Another “Bloodwritten Letter on Imprisonment with the Opposite Sex” uses calligraphy to retell the shocking news story of a 16-year-old girl who, in 1996, was imprisoned for a week with two dozen male suspects who sexually abused her. Zheng writes the text over an unrelated photograph of what appear to be binge-drinking revelers.

As writing, the characters are often so sloppy that a viewer is forced to read the label to find out what the work is referring to.

The group says the authorities take no interest in what they are doing and that the works amount to little more than a personal diary. Nevertheless, their art not only challenges China’s cultural heritage, it looks at the structures of power and how they work; not least within calligraphy itself which is governed by what is known as “The 10 rules.”

“I can’t even remember what they are,” says Zheng, laughing. “All I remember is that they were in our books at school.”

Chen Zaiyan says writing in China is still a source of conflict, with simplified characters – a system introduced under Mao Zedong which drastically reduced the number of strokes and characters in a bid to lift literacy – still unable to take complete hold in the country even after more than 50 years.

“Before the revolution people used traditional characters and for those people that left, they don’t even know Chinese characters,” Chen, who studied calligraphy at university, says. “These days you are forced to fill in official forms in simplified characters.”

He says there’s a gravitational pull towards traditional script because the characters have a deeper cultural sense which he says comes shimmering out of the characters “like a mirage.”

“Most calligraphers habitually tend to write in traditional script,” says Chen. “I think in 20 years or more China will return to traditional script.”

Not content with doing works merely on paper, the group has extended its anarchic world to architecture, constructing a sprawling studio in urban Yangjiang that resembles an iceberg.
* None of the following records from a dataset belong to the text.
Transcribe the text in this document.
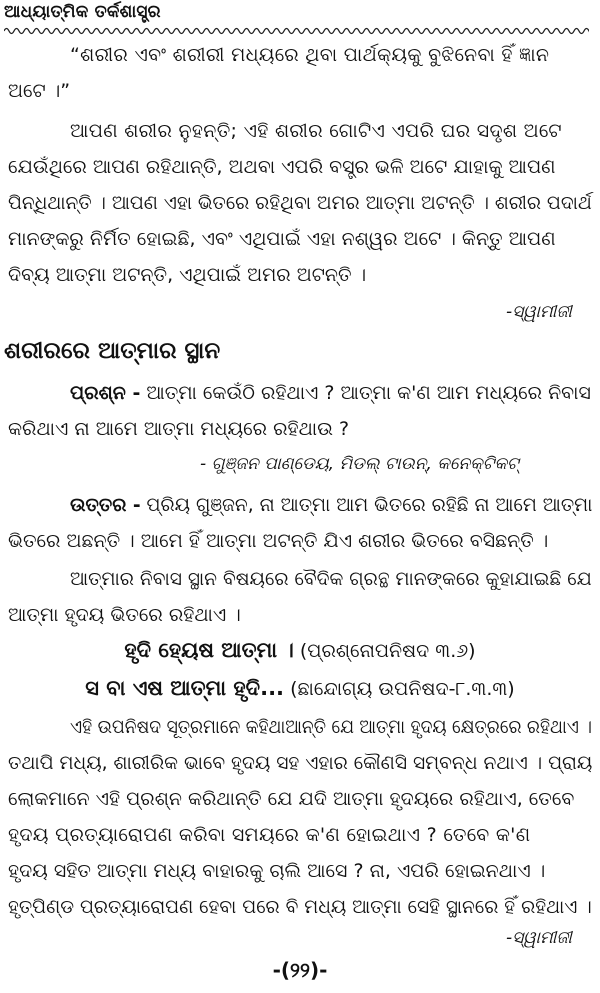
ଆଧ୍ୟାତ୍ମିକ ତର୍କଶାସ୍ତ୍ର
“ଶରୀର ଏବଂ ଶରୀରୀ ମଧ୍ୟରେ ଥିବା ପାର୍ଥକ୍ୟକୁ ବୁଝିନେବା ହିଁ ଜ୍ଞାନ
ଅଟେ ।”
ଆପଣ ଶରୀର ନୁହନ୍ତି; ଏହି ଶରୀର ଗୋଟିଏ ଏପରି ଘର ସଦୃଶ ଅଟେ
ଯେଉଁଥିରେ ଆପଣ ରହିଥାନ୍ତି, ଅଥବା ଏପରି ବସ୍ତ୍ର ଭଳି ଅଟେ ଯାହାକୁ ଆପଣ
ପିନ୍ଧିଥାନ୍ତି । ଆପଣ ଏହା ଭିତରେ ରହିଥିବା ଅମର ଆତ୍ମା ଅଟନ୍ତି । ଶରୀର ପଦାର୍ଥ
ମାନଙ୍କରୁ ନିର୍ମିତ ହୋଇଛି, ଏବଂ ଏଥିପାଇଁ ଏହା ନଶ୍ୱର ଅଟେ । କିନ୍ତୁ ଆପଣ
ଦିବ୍ୟ ଆତ୍ମା ଅଟନ୍ତି, ଏଥିପାଇଁ ଅମର ଅଟନ୍ତି ।
-ସ୍ୱାମୀଜୀ
ଶରୀରରେ ଆତ୍ମାର ସ୍ଥାନ
ପ୍ରଶ୍ନ - ଆତ୍ମା କେଉଁଠି ରହିଥାଏ ? ଆତ୍ମା କ'ଣ ଆମ ମଧ୍ୟରେ ନିବାସ
କରିଥାଏ ନା ଆମେ ଆତ୍ମା ମଧ୍ୟରେ ରହିଥାଉ ?
- ଗୁଞ୍ଜନ ପାଣ୍ଡେୟ, ମିଡଲ୍ ଟାଉନ୍, କନେକ୍ଟିକଟ୍
ଉତ୍ତର - ପ୍ରିୟ ଗୁଞ୍ଜନ, ନା ଆତ୍ମା ଆମ ଭିତରେ ରହିଛି ନା ଆମେ ଆତ୍ମା
ଭିତରେ ଅଛନ୍ତି । ଆମେ ହିଁ ଆତ୍ମା ଅଟନ୍ତି ଯିଏ ଶରୀର ଭିତରେ ବସିଛନ୍ତି ।
ଆତ୍ମାର ନିବାସ ସ୍ଥାନ ବିଷୟରେ ବୈଦିକ ଗ୍ରନ୍ଥ ମାନଙ୍କରେ କୁହାଯାଇଛି ଯେ
ଆତ୍ମା ହୃଦୟ ଭିତରେ ରହିଥାଏ ।
ହୃଦି ହ୍ୟେଷ ଆତ୍ମା । (ପ୍ରଶ୍ନୋପନିଷଦ ୩.୬)
ସ ବା ଏଷ ଆତ୍ମା ହୃଦି... (ଛାନ୍ଦୋଗ୍ୟ ଉପନିଷଦ-୮.୩.୩)
ଏହି ଉପନିଷଦ ସୂତ୍ରମାନେ କହିଥାଆନ୍ତି ଯେ ଆତ୍ମା ହୃଦୟ କ୍ଷେତ୍ରରେ ରହିଥାଏ ।
ତଥାପି ମଧ୍ୟ, ଶାରୀରିକ ଭାବେ ହୃଦୟ ସହ ଏହାର କୌଣସି ସମ୍ବନ୍ଧ ନଥାଏ । ପ୍ରାୟ
ଲୋକମାନେ ଏହି ପ୍ରଶ୍ନ କରିଥାନ୍ତି ଯେ ଯଦି ଆତ୍ମା ହୃଦୟରେ ରହିଥାଏ, ତେବେ
ହୃଦୟ ପ୍ରତ୍ୟାରୋପଣ କରିବା ସମୟରେ କ'ଣ ହୋଇଥାଏ ? ତେବେ କ'ଣ
ହୃଦୟ ସହିତ ଆତ୍ମା ମଧ୍ୟ ବାହାରକୁ ଚାଲି ଆସେ ? ନା, ଏପରି ହୋଇନଥାଏ ।
ହୃତ୍‌ପିଣ୍ଡ ପ୍ରତ୍ୟାରୋପଣ ହେବା ପରେ ବି ମଧ୍ୟ ଆତ୍ମା ସେହି ସ୍ଥାନରେ ହିଁ ରହିଥାଏ ।
-ସ୍ୱାମୀଜୀ
-(୨୨)-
The building, a work in progress, is constructed without plans – rooms, stairwells and garden spaces are figured out day by day, depending on discussions with the builders.

In the countryside, their architectural projects are even more ambitious.

In a complex that draws its inspiration from the video game “Age of Empires,” the group is working on a sprawling interconnected series of exhibition spaces, rooms and garden areas which requires a team of 10 full-time builders.

The group has little in the way of official permission, instead dealing with planning problems as they arise. Zheng says he even once made an exhibit of the receipts of the bribes he had to pay to various authorities to get his architectural projects through. Kick backs in China are often demanded through semi-official means, for instance overly rigorous fire safety standards and the like.

The group has a growing following in American and European galleries and says it now entirely funds its projects through its exhibitions. It is currently displaying its works in Birmingham in the United Kingdom.

Ling-Yun Tang, Assistant Professor of Sociology at the University of Hong Kong, whose work specializes in the Chinese response to contemporary art, says the international market for provocative works from China is now so large it’s a growth industry the authorities are loathe to interrupt.

“At the end of the day, they are not stopping this growth and they don’t want to stop it,” Tang says. “There are a lot of weird loopholes that artists are very good at exploiting. It’s still a bit of a cat and mouse game, but it’s much more complicated than it appears from the outside.

“Ai Weiwei is probably more the exception than the rule, although he’s an important exception,” she adds.

In the meantime, the Yangjiang Group face more danger from themselves than from China’s Communist Party censors.

Zheng says only the other two members of the group continue to drink. He gave up alcohol almost 18 months ago following a drunken car crash in which he escaped almost miraculously unscathed.

“I felt that God was sitting in the passenger seat on my right,” he recalls. “I just thought if I kept on drinking like this, he may not help me a second time.”